The drugs are protected by US patent 5,565,467, which relates to “dutasteride and its pharmaceutically acceptable solvates”.

GSK sued the companies for patent infringement at the US District Court for the District of Delaware which, after a three-day bench trial, decided that the defendants had not proved the claims invalid.

While stipulating to patent infringement, the generic makers appealed against the decision of patent validity, arguing that the term “solvate” in the asserted patent claims had not been adequately described by the court.

The parties disagreed about whether “solvate” refers to just crystalline complexes of solute and solvent molecules, where dutasteride is the solute, or whether it also includes non-crystalline complexes, with GSK arguing for the broader definition and the generics for the narrower.

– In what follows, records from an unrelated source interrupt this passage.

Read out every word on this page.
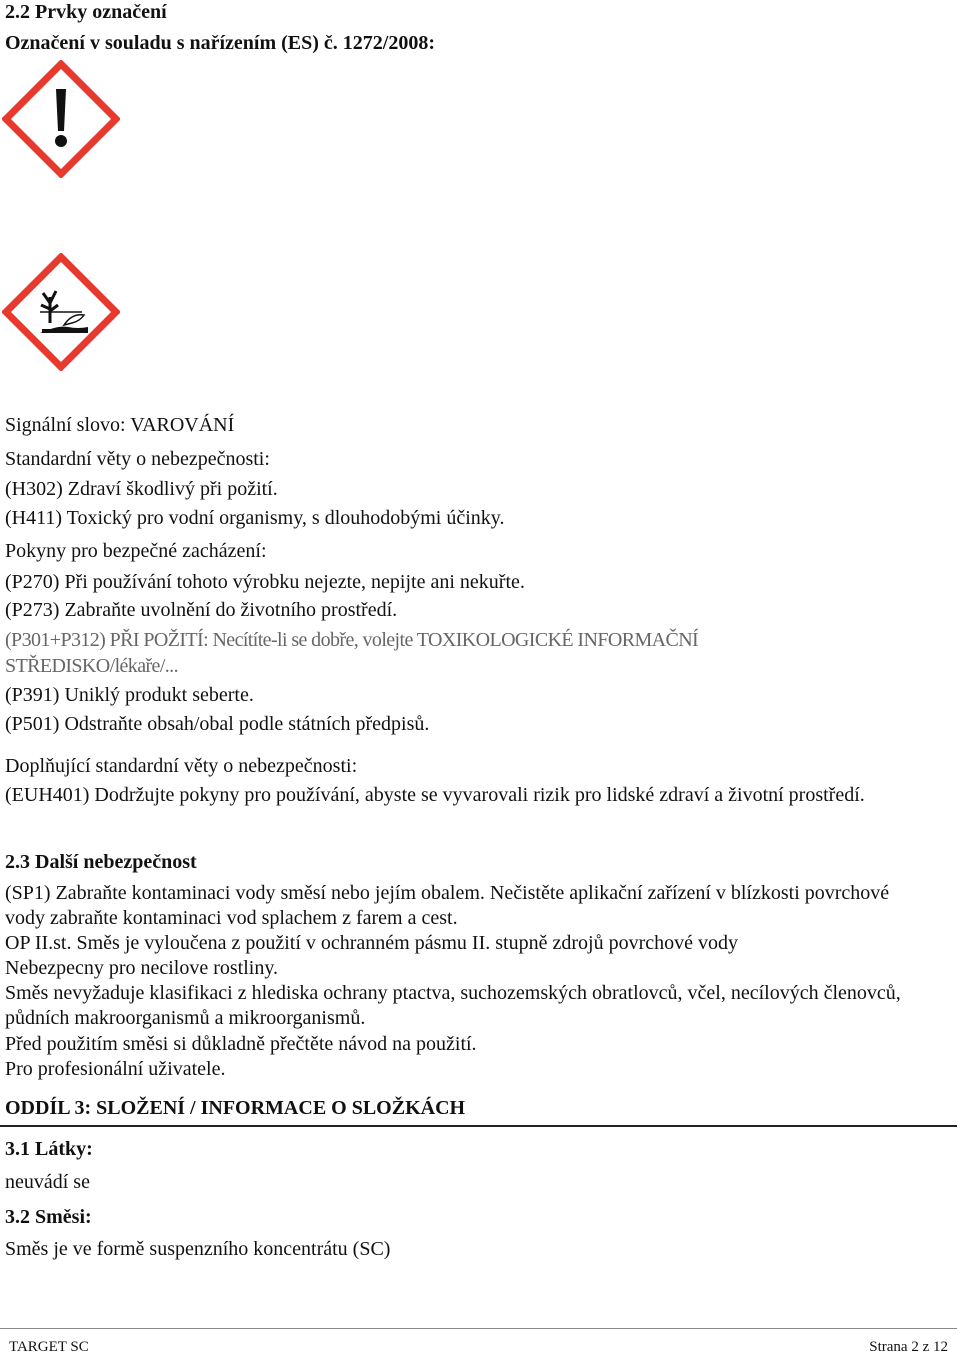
2.2 Prvky označení
Označení v souladu s nařízením (ES) č. 1272/2008:
Signální slovo: VAROVÁNÍ
Standardní věty o nebezpečnosti:
(H302) Zdraví škodlivý při požití.
(H411) Toxický pro vodní organismy, s dlouhodobými účinky.
Pokyny pro bezpečné zacházení:
(P270) Při používání tohoto výrobku nejezte, nepijte ani nekuřte.
(P273) Zabraňte uvolnění do životního prostředí.
(P301+P312) PŘI POŽITÍ: Necítíte-li se dobře, volejte TOXIKOLOGICKÉ INFORMAČNÍ
STŘEDISKO/lékaře/...
(P391) Uniklý produkt seberte.
(P501) Odstraňte obsah/obal podle státních předpisů.
Doplňující standardní věty o nebezpečnosti:
(EUH401) Dodržujte pokyny pro používání, abyste se vyvarovali rizik pro lidské zdraví a životní prostředí.
2.3 Další nebezpečnost
(SP1) Zabraňte kontaminaci vody směsí nebo jejím obalem. Nečistěte aplikační zařízení v blízkosti povrchové
vody zabraňte kontaminaci vod splachem z farem a cest.
OP II.st. Směs je vyloučena z použití v ochranném pásmu II. stupně zdrojů povrchové vody
Nebezpecny pro necilove rostliny.
Směs nevyžaduje klasifikaci z hlediska ochrany ptactva, suchozemských obratlovců, včel, necílových členovců,
půdních makroorganismů a mikroorganismů.
Před použitím směsi si důkladně přečtěte návod na použití.
Pro profesionální uživatele.
ODDÍL 3: SLOŽENÍ / INFORMACE O SLOŽKÁCH
3.1 Látky:
neuvádí se
3.2 Směsi:
Směs je ve formě suspenzního koncentrátu (SC)
TARGET SC	Strana 2 z 12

“The district court acknowledged defendants’ ‘considerable extrinsic evidence’ that, in the pharmaceutical field, ‘solvate’ is limited to crystalline complexes, no matter how created, but it concluded that the specification of this particular patent ‘direct[ly] contradict[s]’ any such usage,” Judge Taranto said in the February 24 decision.

The Federal Circuit decided that the claim term ‘solvate’ refers to a molecular complex defined by structure and by the process of creating it, not what it does, and affirmed the district court’s decision.

GSK told LSIPR that it is pleased with the court’s decision. Mylan did not respond to a request for comment.